Collective punishment, such as repatriation, is neither effective nor legitimate. Innovating in combating SEA requires investing more in prevention rather than dismissing promising efforts such as the gender mainstreaming efforts that are taking place in some peacekeeping training centers of the Global South, including Brazil’s Peace Operations Joint Training Center (Centro Conjunto de Operações de Paz do Brasil – CCOPAB). On impunity, the Code Blue campaign – launched in 2015 – has advocating for a set of measures such as removal of immunity, independent investigation, and special courts. On prevention, the Department of Field Support launched in 2016 an e-learning mandatory training for TCCs/PCCs to prevent SEA. It also requires improving command and control as way to make peacekeeping more effective in general—including by avoiding SEA in the first place.
Despite these steps, fostering and spreading best practices will go nowhere without giving more space for perspectives from the TCCs and PCCs, and by keeping the discussion in the most democratic forum part of the UN security architecture—which is the General Assembly. Likewise, thinking of ways to apply the norms the UN has developed to non-UN peacekeeping operations supported by the Security Council, and requiring better training by lead countries in such missions, is essential to helping to combat the problem effectively.

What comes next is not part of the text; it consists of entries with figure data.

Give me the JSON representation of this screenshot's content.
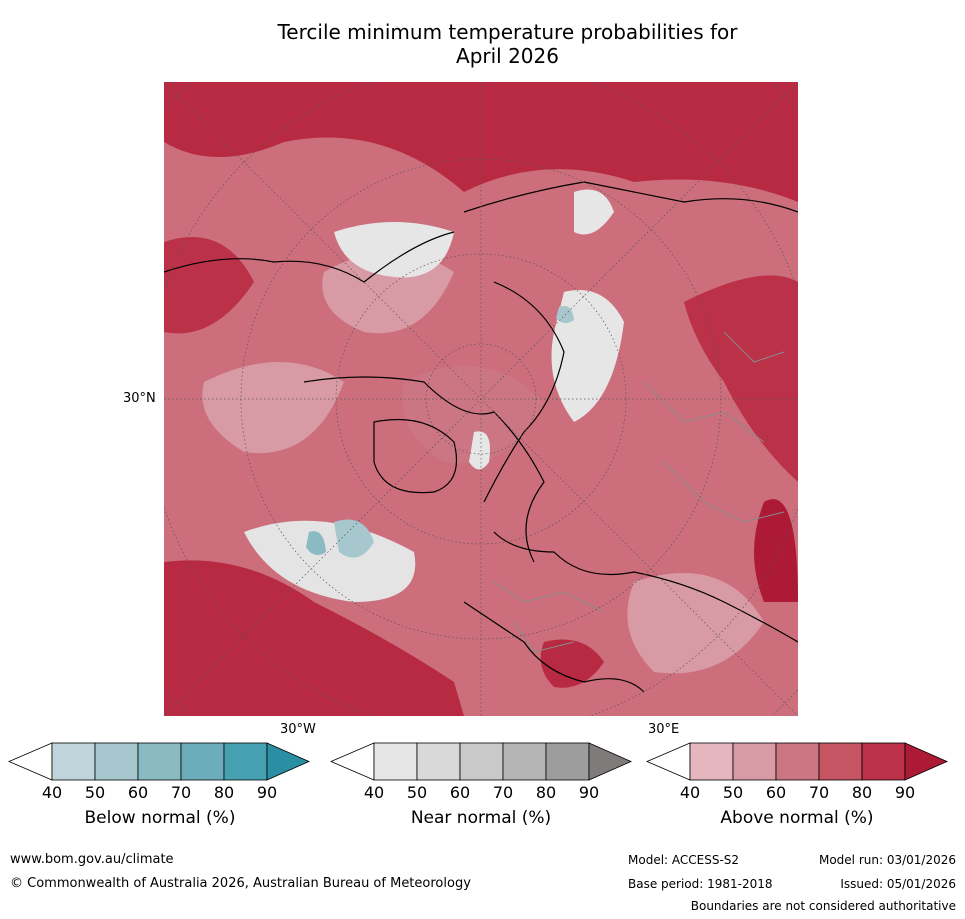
{
  "title": {
    "line1": "Tercile minimum temperature probabilities for",
    "line2": "April 2026"
  },
  "map": {
    "lat_labels": [
      "30°N"
    ],
    "lon_labels": [
      "30°W",
      "30°E"
    ]
  },
  "legends": [
    {
      "title": "Below normal (%)",
      "ticks": [
        "40",
        "50",
        "60",
        "70",
        "80",
        "90"
      ],
      "colors": [
        "#ffffff",
        "#bed5db",
        "#a5c7cd",
        "#8abbc3",
        "#6badbb",
        "#45a0b1",
        "#2a8fa3"
      ]
    },
    {
      "title": "Near normal (%)",
      "ticks": [
        "40",
        "50",
        "60",
        "70",
        "80",
        "90"
      ],
      "colors": [
        "#ffffff",
        "#e6e6e6",
        "#d9d9d9",
        "#c9c9c9",
        "#b5b5b5",
        "#9d9d9d",
        "#7f7b7b"
      ]
    },
    {
      "title": "Above normal (%)",
      "ticks": [
        "40",
        "50",
        "60",
        "70",
        "80",
        "90"
      ],
      "colors": [
        "#ffffff",
        "#e4b7bf",
        "#d89aa5",
        "#cc7683",
        "#c55563",
        "#bb3148",
        "#ad1a35"
      ]
    }
  ],
  "footer": {
    "website": "www.bom.gov.au/climate",
    "copyright": "© Commonwealth of Australia 2026, Australian Bureau of Meteorology",
    "model": "Model: ACCESS-S2",
    "model_run": "Model run: 03/01/2026",
    "base_period": "Base period: 1981-2018",
    "issued": "Issued: 05/01/2026",
    "disclaimer": "Boundaries are not considered authoritative"
  }
}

Last but not least, efforts to combat SEA must be depoliticized and attention paid to those who ultimately suffer both from the abuses committed, and from the lack of effective action by the UN: the victims. It is unacceptable that crimes against vulnerable populations in need of humanitarian assistance continue, and that the issue be highjacked by broader geopolitical interests. Innovation is sorely needed in this aspect of conflict prevention, but it will not emerge from the path currently followed.
Adriana Erthal Abdenur is a fellow at Igarapé Institute.